Penal Colony – “Unfinished Business”

Penal Colony

Unfinished Business
(DSBP)

Those who actually remember Penal Colony from the olden days of industrial-rock, when Cleopatra was strong, Metropolis didn’t exist, and Re-Constriction was more than just a fond memory, will probably remember them as a punk-industrial outfit, disappointing to most for not being “industrial” enough, more enamored with the Front Line Assembly remixes of their music than the originals. It was a band that wrote harsh downbeat punk music with a sample-and-sequence-laced edge that was hard to get into, but, once familiar, was truly great music for those not over-enthused with the wholly electronic.

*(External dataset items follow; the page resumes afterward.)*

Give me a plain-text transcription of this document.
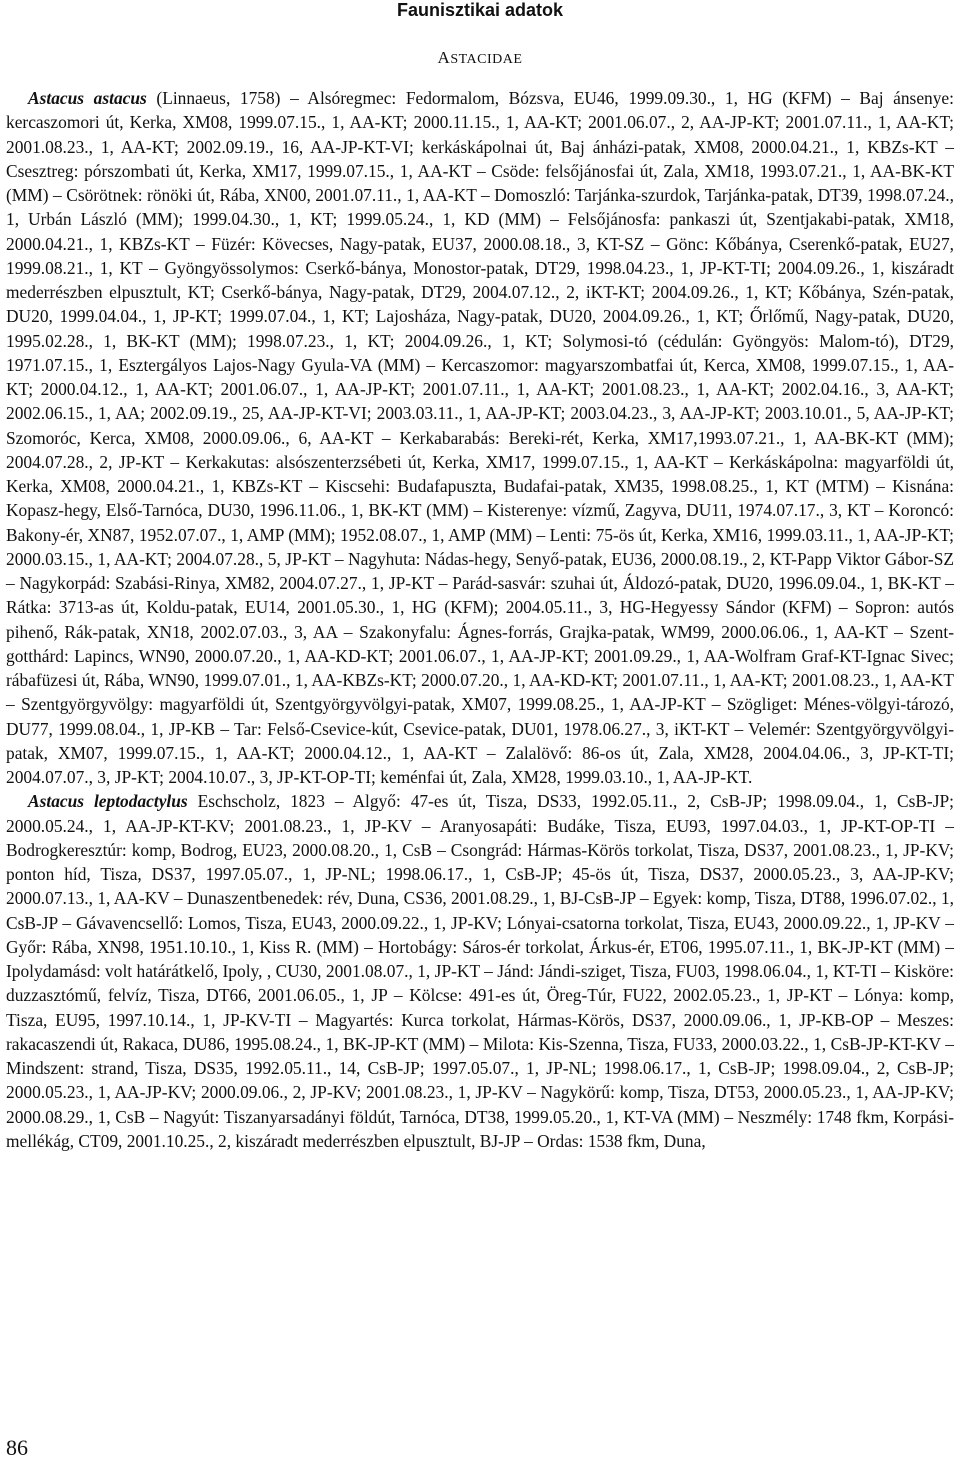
Faunisztikai adatok
ASTACIDAE

Astacus astacus (Linnaeus, 1758) – Alsóregmec: Fedormalom, Bózsva, EU46, 1999.09.30., 1, HG (KFM) – Baj ánsenye: kercaszomori út, Kerka, XM08, 1999.07.15., 1, AA-KT; 2000.11.15., 1, AA-KT; 2001.06.07., 2, AA-JP-KT; 2001.07.11., 1, AA-KT; 2001.08.23., 1, AA-KT; 2002.09.19., 16, AA-JP-KT-VI; kerkáskápolnai út, Baj ánházi-patak, XM08, 2000.04.21., 1, KBZs-KT – Csesztreg: pórszombati út, Kerka, XM17, 1999.07.15., 1, AA-KT – Csöde: felsőjánosfai út, Zala, XM18, 1993.07.21., 1, AA-BK-KT (MM) – Csörötnek: rönöki út, Rába, XN00, 2001.07.11., 1, AA-KT – Domoszló: Tarjánka-szurdok, Tarjánka-patak, DT39, 1998.07.24., 1, Urbán László (MM); 1999.04.30., 1, KT; 1999.05.24., 1, KD (MM) – Felsőjánosfa: pankaszi út, Szentjakabi-patak, XM18, 2000.04.21., 1, KBZs-KT – Füzér: Kövecses, Nagy-patak, EU37, 2000.08.18., 3, KT-SZ – Gönc: Kőbánya, Cserenkő-patak, EU27, 1999.08.21., 1, KT – Gyöngyössolymos: Cserkő-bánya, Monostor-patak, DT29, 1998.04.23., 1, JP-KT-TI; 2004.09.26., 1, kiszáradt mederrészben elpusztult, KT; Cserkő-bánya, Nagy-patak, DT29, 2004.07.12., 2, iKT-KT; 2004.09.26., 1, KT; Kőbánya, Szén-patak, DU20, 1999.04.04., 1, JP-KT; 1999.07.04., 1, KT; Lajosháza, Nagy-patak, DU20, 2004.09.26., 1, KT; Őrlőmű, Nagy-patak, DU20, 1995.02.28., 1, BK-KT (MM); 1998.07.23., 1, KT; 2004.09.26., 1, KT; Solymosi-tó (cédulán: Gyöngyös: Malom-tó), DT29, 1971.07.15., 1, Esztergályos Lajos-Nagy Gyula-VA (MM) – Kercaszomor: magyarszombatfai út, Kerca, XM08, 1999.07.15., 1, AA-KT; 2000.04.12., 1, AA-KT; 2001.06.07., 1, AA-JP-KT; 2001.07.11., 1, AA-KT; 2001.08.23., 1, AA-KT; 2002.04.16., 3, AA-KT; 2002.06.15., 1, AA; 2002.09.19., 25, AA-JP-KT-VI; 2003.03.11., 1, AA-JP-KT; 2003.04.23., 3, AA-JP-KT; 2003.10.01., 5, AA-JP-KT; Szomoróc, Kerca, XM08, 2000.09.06., 6, AA-KT – Kerkabarabás: Bereki-rét, Kerka, XM17,1993.07.21., 1, AA-BK-KT (MM); 2004.07.28., 2, JP-KT – Kerkakutas: alsószenterzsébeti út, Kerka, XM17, 1999.07.15., 1, AA-KT – Kerkáskápolna: magyarföldi út, Kerka, XM08, 2000.04.21., 1, KBZs-KT – Kiscsehi: Budafapuszta, Budafai-patak, XM35, 1998.08.25., 1, KT (MTM) – Kisnána: Kopasz-hegy, Első-Tarnóca, DU30, 1996.11.06., 1, BK-KT (MM) – Kisterenye: vízmű, Zagyva, DU11, 1974.07.17., 3, KT – Koroncó: Bakony-ér, XN87, 1952.07.07., 1, AMP (MM); 1952.08.07., 1, AMP (MM) – Lenti: 75-ös út, Kerka, XM16, 1999.03.11., 1, AA-JP-KT; 2000.03.15., 1, AA-KT; 2004.07.28., 5, JP-KT – Nagyhuta: Nádas-hegy, Senyő-patak, EU36, 2000.08.19., 2, KT-Papp Viktor Gábor-SZ – Nagykorpád: Szabási-Rinya, XM82, 2004.07.27., 1, JP-KT – Parád-sasvár: szuhai út, Áldozó-patak, DU20, 1996.09.04., 1, BK-KT – Rátka: 3713-as út, Koldu-patak, EU14, 2001.05.30., 1, HG (KFM); 2004.05.11., 3, HG-Hegyessy Sándor (KFM) – Sopron: autós pihenő, Rák-patak, XN18, 2002.07.03., 3, AA – Szakonyfalu: Ágnes-forrás, Grajka-patak, WM99, 2000.06.06., 1, AA-KT – Szent-gotthárd: Lapincs, WN90, 2000.07.20., 1, AA-KD-KT; 2001.06.07., 1, AA-JP-KT; 2001.09.29., 1, AA-Wolfram Graf-KT-Ignac Sivec; rábafüzesi út, Rába, WN90, 1999.07.01., 1, AA-KBZs-KT; 2000.07.20., 1, AA-KD-KT; 2001.07.11., 1, AA-KT; 2001.08.23., 1, AA-KT – Szentgyörgyvölgy: magyarföldi út, Szentgyörgyvölgyi-patak, XM07, 1999.08.25., 1, AA-JP-KT – Szögliget: Ménes-völgyi-tározó, DU77, 1999.08.04., 1, JP-KB – Tar: Felső-Csevice-kút, Csevice-patak, DU01, 1978.06.27., 3, iKT-KT – Velemér: Szentgyörgyvölgyi-patak, XM07, 1999.07.15., 1, AA-KT; 2000.04.12., 1, AA-KT – Zalalövő: 86-os út, Zala, XM28, 2004.04.06., 3, JP-KT-TI; 2004.07.07., 3, JP-KT; 2004.10.07., 3, JP-KT-OP-TI; keménfai út, Zala, XM28, 1999.03.10., 1, AA-JP-KT.

Astacus leptodactylus Eschscholz, 1823 – Algyő: 47-es út, Tisza, DS33, 1992.05.11., 2, CsB-JP; 1998.09.04., 1, CsB-JP; 2000.05.24., 1, AA-JP-KT-KV; 2001.08.23., 1, JP-KV – Aranyosapáti: Budáke, Tisza, EU93, 1997.04.03., 1, JP-KT-OP-TI – Bodrogkeresztúr: komp, Bodrog, EU23, 2000.08.20., 1, CsB – Csongrád: Hármas-Körös torkolat, Tisza, DS37, 2001.08.23., 1, JP-KV; ponton híd, Tisza, DS37, 1997.05.07., 1, JP-NL; 1998.06.17., 1, CsB-JP; 45-ös út, Tisza, DS37, 2000.05.23., 3, AA-JP-KV; 2000.07.13., 1, AA-KV – Dunaszentbenedek: rév, Duna, CS36, 2001.08.29., 1, BJ-CsB-JP – Egyek: komp, Tisza, DT88, 1996.07.02., 1, CsB-JP – Gávavencsellő: Lomos, Tisza, EU43, 2000.09.22., 1, JP-KV; Lónyai-csatorna torkolat, Tisza, EU43, 2000.09.22., 1, JP-KV – Győr: Rába, XN98, 1951.10.10., 1, Kiss R. (MM) – Hortobágy: Sáros-ér torkolat, Árkus-ér, ET06, 1995.07.11., 1, BK-JP-KT (MM) – Ipolydamásd: volt határátkelő, Ipoly, , CU30, 2001.08.07., 1, JP-KT – Jánd: Jándi-sziget, Tisza, FU03, 1998.06.04., 1, KT-TI – Kisköre: duzzasztómű, felvíz, Tisza, DT66, 2001.06.05., 1, JP – Kölcse: 491-es út, Öreg-Túr, FU22, 2002.05.23., 1, JP-KT – Lónya: komp, Tisza, EU95, 1997.10.14., 1, JP-KV-TI – Magyartés: Kurca torkolat, Hármas-Körös, DS37, 2000.09.06., 1, JP-KB-OP – Meszes: rakacaszendi út, Rakaca, DU86, 1995.08.24., 1, BK-JP-KT (MM) – Milota: Kis-Szenna, Tisza, FU33, 2000.03.22., 1, CsB-JP-KT-KV – Mindszent: strand, Tisza, DS35, 1992.05.11., 14, CsB-JP; 1997.05.07., 1, JP-NL; 1998.06.17., 1, CsB-JP; 1998.09.04., 2, CsB-JP; 2000.05.23., 1, AA-JP-KV; 2000.09.06., 2, JP-KV; 2001.08.23., 1, JP-KV – Nagykörű: komp, Tisza, DT53, 2000.05.23., 1, AA-JP-KV; 2000.08.29., 1, CsB – Nagyút: Tiszanyarsadányi földút, Tarnóca, DT38, 1999.05.20., 1, KT-VA (MM) – Neszmély: 1748 fkm, Korpási-mellékág, CT09, 2001.10.25., 2, kiszáradt mederrészben elpusztult, BJ-JP – Ordas: 1538 fkm, Duna,

86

Well, you can forget those days… Everything you didn’t like or didn’t quite grab you about Penal Colony is gone. Years later, singer D Madden returns alone to deliver an album that stands to rival anything else heard this year by those who can see more promise in industrial music than Skinny Puppy and VNV Nation. “Unfinished Business” takes those same Penal Colony punk undertones, strips them of their dark grime, and instead creates a paranoid electronic science fiction masterpiece, dragging you for 12 tracks (plus 2 remixes) through the gutters and alleyways of D Madden’s brain.

Where once there were an abundance of live instruments interspersed with samples, there is now a heart and body of sequencing, strong electronica-style drum programming, and cutting guitar lines, with the same familiar vocal style of the previous incarnation, possibly more frenetic and obscure, but with more hooks and catchy choruses than ever. It may not be totally impressive at first, but with every consecutive listen it drags you back, always ready for more. No song ever gives too much of any one thing. Never is a song too guitar-heavy or too electronics-heavy to not be enjoyable to any person. I could name the good points of the album’s tracks, the highlights, but I would only end up telling you about every track on the album and run completely out of adjectives.

Every song is worth listening to and nothing can stand out as a highlight when each track is just as enjoyable as the last. I don’t think I can give better praise than to say that I’ve listened to this album at least once a day for past three months straight and I don’t think I’ll stop anytime soon. Envision an album that makes you forget about how redundant and cliché the old guard of industrial rock has become, forget how most of the good synthcore and coldwave bands have moved away from all elements that made them “industrial”, forget how most people would rather have rehashed 80’s new wave music in the form of “futurepop” than to try something truly new and revolutionary. Imagine all this, then listen to “Unfinished Business” and watch it all come true.